Design System - Digital Library

Digital Library serves as a centralized repository of reusable UI components—built to ensure consistency, efficiency, and scalability across digital products. By leveraging structured documentation, standardized interaction patterns, and flexible variants, the library enables designers and developers to build cohesive experiences with speed and clarity.

Integrated directly into our design system, the Digital Library promotes cross-functional alignment, reduces redundancy, and accelerates the product development cycle. It has become a foundational tool for maintaining brand integrity and streamlining collaboration across teams.

Project Overview

Built to support scalable design, the Digital Library empowers teams to easily find and apply reusable UI components, ensuring a consistent user experience across products while minimizing design debt.


My Role

Visual Design, UI Development Support

Teammate(s)

Lead Visual Designer: Lauren Leonard

Duration

4 years, on going

Deliverables

UI Pattern Documentation


Setting the Stage

As Florida Blue’s digital products continued to scale across brands, devices, and teams, inconsistencies in interface design and development began to surface. Designers recreated similar components across projects, developers rebuilt patterns from scratch, and small visual discrepancies accumulated into a fragmented user experience. The absence of a centralized UI library created inefficiencies, slowed down delivery, and made it difficult to enforce accessibility and brand standards at scale.
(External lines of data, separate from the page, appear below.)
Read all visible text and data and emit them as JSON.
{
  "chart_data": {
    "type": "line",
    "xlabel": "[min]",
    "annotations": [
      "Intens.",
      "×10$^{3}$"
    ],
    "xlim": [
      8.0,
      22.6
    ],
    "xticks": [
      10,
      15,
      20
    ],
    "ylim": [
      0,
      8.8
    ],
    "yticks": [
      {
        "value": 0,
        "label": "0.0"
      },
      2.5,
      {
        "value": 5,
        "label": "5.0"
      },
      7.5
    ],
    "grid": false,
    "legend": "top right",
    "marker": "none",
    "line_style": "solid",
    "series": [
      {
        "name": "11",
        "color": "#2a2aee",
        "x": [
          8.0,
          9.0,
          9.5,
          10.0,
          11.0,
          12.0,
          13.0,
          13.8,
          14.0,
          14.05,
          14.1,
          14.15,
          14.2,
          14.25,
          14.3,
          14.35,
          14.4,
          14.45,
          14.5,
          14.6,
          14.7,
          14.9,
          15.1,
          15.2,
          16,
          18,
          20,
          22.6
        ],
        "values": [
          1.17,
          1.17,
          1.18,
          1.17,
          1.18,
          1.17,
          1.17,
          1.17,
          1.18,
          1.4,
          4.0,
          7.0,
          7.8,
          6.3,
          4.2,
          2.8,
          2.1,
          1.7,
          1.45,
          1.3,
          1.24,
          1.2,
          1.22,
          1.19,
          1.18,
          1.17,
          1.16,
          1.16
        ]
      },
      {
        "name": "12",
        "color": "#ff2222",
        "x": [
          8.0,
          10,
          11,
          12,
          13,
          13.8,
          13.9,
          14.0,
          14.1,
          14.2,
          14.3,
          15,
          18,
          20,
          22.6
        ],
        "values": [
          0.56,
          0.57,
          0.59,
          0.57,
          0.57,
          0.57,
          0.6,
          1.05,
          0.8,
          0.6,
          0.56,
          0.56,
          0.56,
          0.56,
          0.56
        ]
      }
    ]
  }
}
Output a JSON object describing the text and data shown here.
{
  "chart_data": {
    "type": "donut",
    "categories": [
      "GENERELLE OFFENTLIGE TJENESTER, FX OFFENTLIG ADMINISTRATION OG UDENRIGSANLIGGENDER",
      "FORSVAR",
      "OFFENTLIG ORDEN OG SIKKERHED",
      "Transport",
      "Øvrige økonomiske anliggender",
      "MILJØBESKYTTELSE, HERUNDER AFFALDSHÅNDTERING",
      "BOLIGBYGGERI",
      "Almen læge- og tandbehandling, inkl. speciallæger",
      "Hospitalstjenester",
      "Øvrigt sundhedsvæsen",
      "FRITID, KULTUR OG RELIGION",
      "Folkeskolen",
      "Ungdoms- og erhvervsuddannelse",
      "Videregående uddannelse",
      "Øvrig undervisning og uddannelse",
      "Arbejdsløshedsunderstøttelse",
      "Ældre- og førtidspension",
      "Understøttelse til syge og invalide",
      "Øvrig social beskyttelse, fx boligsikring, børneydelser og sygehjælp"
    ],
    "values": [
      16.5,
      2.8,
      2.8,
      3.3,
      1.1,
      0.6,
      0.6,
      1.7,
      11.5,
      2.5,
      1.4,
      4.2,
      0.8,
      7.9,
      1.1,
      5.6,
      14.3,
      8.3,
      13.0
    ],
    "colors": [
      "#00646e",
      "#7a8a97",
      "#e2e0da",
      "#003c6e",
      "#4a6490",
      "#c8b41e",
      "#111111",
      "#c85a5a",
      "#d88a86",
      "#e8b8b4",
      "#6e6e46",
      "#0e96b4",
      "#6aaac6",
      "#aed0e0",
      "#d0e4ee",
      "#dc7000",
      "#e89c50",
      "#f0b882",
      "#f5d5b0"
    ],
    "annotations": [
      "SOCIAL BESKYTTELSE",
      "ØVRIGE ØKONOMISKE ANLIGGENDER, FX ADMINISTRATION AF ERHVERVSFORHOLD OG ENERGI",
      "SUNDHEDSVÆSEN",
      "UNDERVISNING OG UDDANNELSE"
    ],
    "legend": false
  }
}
To solve this, we set out to build the Digital Library—a unified, reusable UI component system designed to promote consistency, speed, and collaboration across design and engineering teams. This initiative laid the foundation for a scalable design system that would streamline workflows, reduce rework, and ensure every user-facing product reflected the same level of quality, clarity, and cohesion.


Understanding the Problem

Without a centralized UI component library, design and development teams faced repeated inefficiencies and growing inconsistencies across digital products. Components were recreated from scratch for each project, leading to visual and functional discrepancies, increased design debt, and slower delivery timelines.

The lack of standardized, reusable components made it difficult to enforce accessibility (WCAG/ADA), maintain brand alignment, and support cross-functional collaboration. As a result, teams spent valuable time rebuilding solutions instead of focusing on innovation—ultimately impacting the scalability, cohesion, and quality of the overall user experience.


Documenting UI Pattern

We conduct a UI audit across current products (e.g., buttons, inputs, modals), identified duplicate patterns, style inconsistencies, and accessibility issues, and mapped components to usage contexts (e.g., platform, device type, viewport). Then, I used Variants and Auto Layout for flexibility and responsiveness, applied properties like size, states (hover, active, disabled), and included usage examples and do/don’t guidelines for clarity.


Final Takeaway

  • Consistency: Ensures a unified user experience by standardizing design and interaction patterns.

  • Efficiency: Speeds up design and development by reusing pre-built components instead of recreating from scratch.

  • Scalability: Supports growth by making it easy to maintain, update, and extend the UI system.

  • Collaboration: Bridges designers and developers with shared language, documentation, and tools.

  • Quality: Promotes better usability and accessibility by embedding best practices into components.

  • Governance: Requires ongoing maintenance, clear versioning, and governance to keep it relevant and aligned with product needs.